On 14 October 2014, the Australian government introduced significant changes to the employee share scheme rules to apply to shares or options provided from July 2015. The existing tax rules introduced in 2009 by the former Labor government have been harshly criticised as inhibiting the ability to attract and retain employees by offering ownership interests in a company. The 2009 rules taxed employees either when shares or options were granted, or when the shares or options “vested”. This meant that employees were often taxed at a time when they were not able to sell the shares in order to pay the tax.
The government has announced significant concessions for employees of start-up companies, as well as some other changes to the rules to assist employees of all companies.
Concessions for Start-up Concessions
Companies Which are Eligible for Start-up Concessions
In order for employees to benefit from the start-up concessions:
- The shares or options must be held for at least three years
- The company must have an aggregated turnover of less than AU$50 million
- The company must be unlisted
- The company must have been incorporated for less than ten years
Start-up Concessions Where Shares are Provided
A significant concession will be given where shares are provided to start-up employees at a discount of up to 15% from the market value of the share. If the discount is less than 15%, that discount will be completely exempt from tax to the employee. The capital gains tax cost base will be based on the full market value of the shares (rather than the discounted price the employee paid), meaning the employee will not pay capital gains tax on the “discount” amount. It appears that the current proposal is that if the discount is more than 15% the start-up concessions will not be available at all.
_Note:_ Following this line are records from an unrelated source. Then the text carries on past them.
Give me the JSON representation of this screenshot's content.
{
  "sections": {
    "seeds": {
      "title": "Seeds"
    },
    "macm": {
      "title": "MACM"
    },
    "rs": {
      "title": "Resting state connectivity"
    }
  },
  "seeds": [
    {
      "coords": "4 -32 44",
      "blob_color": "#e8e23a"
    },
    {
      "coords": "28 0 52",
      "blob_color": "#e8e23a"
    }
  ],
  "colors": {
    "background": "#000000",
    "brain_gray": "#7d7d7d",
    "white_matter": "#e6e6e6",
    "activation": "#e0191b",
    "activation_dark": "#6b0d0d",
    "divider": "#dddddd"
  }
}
Start-up Concessions Where Options are Provided
Tax concessions will be available where options are issued which are “out of the money”. The announcement explains that an option will be “in the money” where the exercise price is less than the market value of the shares. Commonly, employee option plans provide that the exercise price is equal to the market value of the shares. It will be important to clarify in the final legislation whether such arrangements will qualify as “out of the money” for the purposes of this concession.
The concession allows tax to be deferred until the shares are actually sold. The “vesting”, “exercise” or “termination of employment” taxing points would not seem to apply, but it appears from the announcement that the 15 year taxing point might apply.
The gain will not be taxed as ordinary income, but instead the difference between the exercise price and the sale proceeds will be taxed as a capital gain. The CGT concession may be available if the shares are held for more than 12 months post exercise.
This will result in a significant concession for employees of start-up companies.
Concessions for Other Companies
Where Shares are Issued
Based on the announced changes, there will be few differences in the tax rules applying to shares issued to employees (where the company does not qualify for start-up concessions). However, for schemes under which there is a genuine risk of forfeiture and restrictions on sale of the shares, the maximum deferral period may be increased from seven years to 15 years (although this is not entirely clear from the announcement). All companies may benefit from the proposed “standard documentation” which is to be developed and approved by ATO, ASIC and industry.
Where Options are Issued
The government intends to update the safe harbour valuation tables (currently in the Regulations) for valuing unlisted rights, to ensure they reflect current market conditions. However, the most significant change is the proposal to move the taxing point for options under deferral schemes until the option is actually exercised. While it appears that “vesting” will no longer be a taxing point, the other events which trigger an earlier taxing point (such as termination of employment) may continue to apply. Another significant change applying to options is the increase in the maximum deferral period from seven years to 15 years for tax deferred schemes. The deferral of the taxing point until exercise may have the result that the employee in fact pays more tax at their marginal tax rate where the share price has increased between vesting and exercise.